I have only had an account with the Bank of Ireland for two years, yet this week I got a letter from them recently telling me that my credit card spending limit had gone up by a grand. Over the past 2 years, some body some where (or some computer data base) was watching me, watching my accounts, watching my spending records, watching my healthy savings record, watching my lack of debt, watching my credit report, watching me my paying my bills on time, watching my lack of an overdraft, watching my lack of bounced cheques, pretty much watching me do everything but sleep and brush my teeth. This happened without me doing anything (such as apply for a loan or credit there or else where) that would bring myself to their attention.
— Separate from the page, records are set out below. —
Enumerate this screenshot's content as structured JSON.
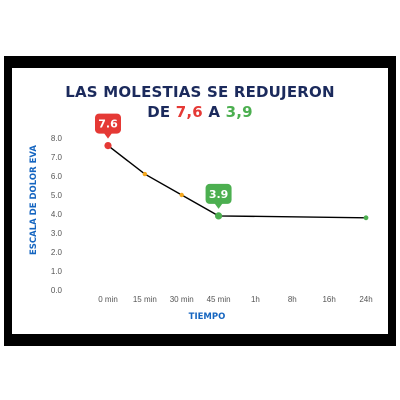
{
  "chart_data": {
    "type": "line",
    "title": {
      "line1": "LAS MOLESTIAS SE REDUJERON",
      "line2_prefix": "DE ",
      "start_value_text": "7,6",
      "connector": " A ",
      "end_value_text": "3,9"
    },
    "xlabel": "TIEMPO",
    "ylabel": "ESCALA DE DOLOR EVA",
    "categories": [
      "0 min",
      "15 min",
      "30 min",
      "45 min",
      "1h",
      "8h",
      "16h",
      "24h"
    ],
    "y_ticks": [
      "8.0",
      "7.0",
      "6.0",
      "5.0",
      "4.0",
      "3.0",
      "2.0",
      "1.0",
      "0.0"
    ],
    "ylim": [
      0,
      8
    ],
    "grid": false,
    "series": [
      {
        "points": [
          {
            "x": "0 min",
            "y": 7.6
          },
          {
            "x": "15 min",
            "y": 6.1
          },
          {
            "x": "30 min",
            "y": 5.0
          },
          {
            "x": "45 min",
            "y": 3.9
          },
          {
            "x": "24h",
            "y": 3.8
          }
        ]
      }
    ],
    "callouts": [
      {
        "x": "0 min",
        "y": 7.6,
        "text": "7.6",
        "color": "#e53935"
      },
      {
        "x": "45 min",
        "y": 3.9,
        "text": "3.9",
        "color": "#4caf50"
      }
    ],
    "colors": {
      "title": "#1b2a5c",
      "start_value": "#e53935",
      "end_value": "#4caf50",
      "axis_title": "#1565c0",
      "line": "#000000",
      "mid_marker": "#f4a71d",
      "end_marker": "#4caf50",
      "frame": "#000000"
    }
  }
}
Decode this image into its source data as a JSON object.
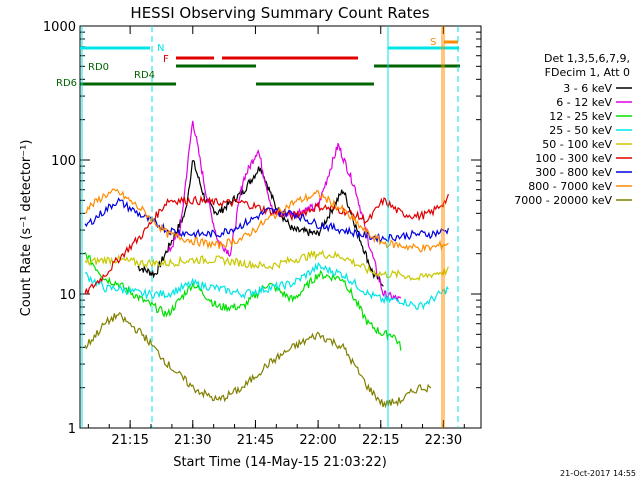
{
  "chart_data": {
    "type": "line",
    "title": "HESSI Observing Summary Count Rates",
    "xlabel": "Start Time (14-May-15 21:03:22)",
    "ylabel": "Count Rate (s⁻¹ detector⁻¹)",
    "yscale": "log",
    "ylim": [
      1,
      1000
    ],
    "xlim_minutes": [
      21.05,
      22.65
    ],
    "x_ticks": [
      "21:15",
      "21:30",
      "21:45",
      "22:00",
      "22:15",
      "22:30"
    ],
    "y_ticks": [
      "1",
      "10",
      "100",
      "1000"
    ],
    "legend_header": [
      "Det 1,3,5,6,7,9,",
      "FDecim 1, Att 0"
    ],
    "legend_placement": "right",
    "footer_date": "21-Oct-2017 14:55",
    "flags": [
      {
        "label": "N",
        "color": "#00e5e5"
      },
      {
        "label": "F",
        "color": "#e00000"
      },
      {
        "label": "S",
        "color": "#ff8c00"
      },
      {
        "label": "RD0",
        "color": "#006400"
      },
      {
        "label": "RD4",
        "color": "#006400"
      },
      {
        "label": "RD6",
        "color": "#006400"
      }
    ],
    "series": [
      {
        "name": "3 - 6 keV",
        "color": "#000000",
        "points": [
          [
            21.28,
            16
          ],
          [
            21.35,
            14
          ],
          [
            21.47,
            40
          ],
          [
            21.5,
            100
          ],
          [
            21.55,
            50
          ],
          [
            21.6,
            40
          ],
          [
            21.7,
            58
          ],
          [
            21.77,
            90
          ],
          [
            21.83,
            45
          ],
          [
            21.9,
            30
          ],
          [
            22.0,
            28
          ],
          [
            22.1,
            60
          ],
          [
            22.17,
            25
          ],
          [
            22.22,
            14
          ],
          [
            22.26,
            12
          ]
        ]
      },
      {
        "name": "6 - 12 keV",
        "color": "#e000e0",
        "points": [
          [
            21.4,
            20
          ],
          [
            21.45,
            30
          ],
          [
            21.5,
            200
          ],
          [
            21.55,
            60
          ],
          [
            21.6,
            25
          ],
          [
            21.65,
            20
          ],
          [
            21.7,
            70
          ],
          [
            21.76,
            120
          ],
          [
            21.82,
            40
          ],
          [
            21.9,
            40
          ],
          [
            22.0,
            45
          ],
          [
            22.08,
            130
          ],
          [
            22.15,
            60
          ],
          [
            22.2,
            25
          ],
          [
            22.26,
            10
          ],
          [
            22.33,
            9
          ]
        ]
      },
      {
        "name": "12 - 25 keV",
        "color": "#00e000",
        "points": [
          [
            21.07,
            20
          ],
          [
            21.15,
            13
          ],
          [
            21.2,
            12
          ],
          [
            21.3,
            9
          ],
          [
            21.4,
            7
          ],
          [
            21.5,
            12
          ],
          [
            21.6,
            8
          ],
          [
            21.7,
            8
          ],
          [
            21.8,
            12
          ],
          [
            21.9,
            9
          ],
          [
            22.0,
            14
          ],
          [
            22.1,
            13
          ],
          [
            22.2,
            6
          ],
          [
            22.26,
            5
          ],
          [
            22.3,
            5
          ],
          [
            22.33,
            4
          ]
        ]
      },
      {
        "name": "25 - 50 keV",
        "color": "#00e5e5",
        "points": [
          [
            21.07,
            14
          ],
          [
            21.15,
            11
          ],
          [
            21.2,
            11
          ],
          [
            21.3,
            10
          ],
          [
            21.4,
            10
          ],
          [
            21.5,
            12
          ],
          [
            21.6,
            11
          ],
          [
            21.7,
            10
          ],
          [
            21.8,
            11
          ],
          [
            21.9,
            12
          ],
          [
            22.0,
            16
          ],
          [
            22.1,
            14
          ],
          [
            22.2,
            10
          ],
          [
            22.26,
            9
          ],
          [
            22.33,
            9
          ],
          [
            22.4,
            8
          ],
          [
            22.45,
            9
          ],
          [
            22.52,
            11
          ]
        ]
      },
      {
        "name": "50 - 100 keV",
        "color": "#c8c800",
        "points": [
          [
            21.07,
            17
          ],
          [
            21.15,
            18
          ],
          [
            21.2,
            18
          ],
          [
            21.3,
            17
          ],
          [
            21.4,
            17
          ],
          [
            21.5,
            18
          ],
          [
            21.6,
            18
          ],
          [
            21.7,
            17
          ],
          [
            21.8,
            16
          ],
          [
            21.9,
            18
          ],
          [
            22.0,
            20
          ],
          [
            22.1,
            19
          ],
          [
            22.2,
            15
          ],
          [
            22.26,
            14
          ],
          [
            22.33,
            14
          ],
          [
            22.4,
            13
          ],
          [
            22.45,
            14
          ],
          [
            22.52,
            15
          ]
        ]
      },
      {
        "name": "100 - 300 keV",
        "color": "#e00000",
        "points": [
          [
            21.07,
            10
          ],
          [
            21.15,
            14
          ],
          [
            21.2,
            18
          ],
          [
            21.3,
            28
          ],
          [
            21.4,
            50
          ],
          [
            21.5,
            50
          ],
          [
            21.6,
            48
          ],
          [
            21.7,
            48
          ],
          [
            21.8,
            42
          ],
          [
            21.9,
            38
          ],
          [
            22.0,
            45
          ],
          [
            22.1,
            42
          ],
          [
            22.2,
            35
          ],
          [
            22.26,
            50
          ],
          [
            22.33,
            40
          ],
          [
            22.4,
            38
          ],
          [
            22.45,
            40
          ],
          [
            22.52,
            52
          ]
        ]
      },
      {
        "name": "300 - 800 keV",
        "color": "#0000e0",
        "points": [
          [
            21.07,
            32
          ],
          [
            21.15,
            42
          ],
          [
            21.2,
            50
          ],
          [
            21.3,
            38
          ],
          [
            21.4,
            30
          ],
          [
            21.5,
            28
          ],
          [
            21.6,
            28
          ],
          [
            21.7,
            33
          ],
          [
            21.8,
            42
          ],
          [
            21.9,
            40
          ],
          [
            22.0,
            33
          ],
          [
            22.1,
            30
          ],
          [
            22.2,
            27
          ],
          [
            22.26,
            26
          ],
          [
            22.33,
            27
          ],
          [
            22.4,
            28
          ],
          [
            22.45,
            28
          ],
          [
            22.52,
            30
          ]
        ]
      },
      {
        "name": "800 - 7000 keV",
        "color": "#ff8c00",
        "points": [
          [
            21.07,
            42
          ],
          [
            21.15,
            55
          ],
          [
            21.2,
            58
          ],
          [
            21.3,
            42
          ],
          [
            21.4,
            28
          ],
          [
            21.5,
            25
          ],
          [
            21.6,
            23
          ],
          [
            21.7,
            26
          ],
          [
            21.8,
            36
          ],
          [
            21.9,
            48
          ],
          [
            22.0,
            56
          ],
          [
            22.1,
            42
          ],
          [
            22.2,
            28
          ],
          [
            22.26,
            24
          ],
          [
            22.33,
            23
          ],
          [
            22.4,
            22
          ],
          [
            22.45,
            22
          ],
          [
            22.52,
            24
          ]
        ]
      },
      {
        "name": "7000 - 20000 keV",
        "color": "#808000",
        "points": [
          [
            21.07,
            4
          ],
          [
            21.15,
            6
          ],
          [
            21.2,
            7
          ],
          [
            21.3,
            5
          ],
          [
            21.4,
            3
          ],
          [
            21.5,
            2
          ],
          [
            21.6,
            1.6
          ],
          [
            21.7,
            2
          ],
          [
            21.8,
            3
          ],
          [
            21.9,
            4
          ],
          [
            22.0,
            5
          ],
          [
            22.1,
            4
          ],
          [
            22.2,
            2
          ],
          [
            22.26,
            1.5
          ],
          [
            22.33,
            1.6
          ],
          [
            22.4,
            2
          ],
          [
            22.45,
            2
          ]
        ]
      }
    ]
  }
}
It is only a matter of time whether our names get put on someones desk, whether we want it to or not.


----------



## marksa

beffers said:


> ...Bank of Ireland for two years, yet this week I got a letter from them recently telling me that my credit card spending limit had gone up by a grand. ...


 
I thought this kind of unlilateral increasing of credit card limits was outlawed some years ago as it was often used as a means of increasing the amount of debt, and therefore interest payable, for people who were not so inclined to clear their cards monthly.


----------



## Panacea

MrDerp said:


> Be careful with your assumptions. I work in the area of Data Warehousing / Business Intelligence and I can tell you this isn't so far fetched.
> 
> ..... summary information is gathered about all potential risk and it is scored.


 
This is precisely the point I was trying to make. There is substantial information available that is now being used and reviewed on a more frequent and comprehensive level than before. Without going into too much detail I am familiar with numerous cases where this approach is being adopted by financial institutions on a wide ranging basis.

Just because Van der Hoop may not think the banks use the various sources of information available to them or preferred the response he got from 44brendan does not negate what is in reality being done on an increasing scale and that something could very easily be picked up from a seemingly innocuous source.


----------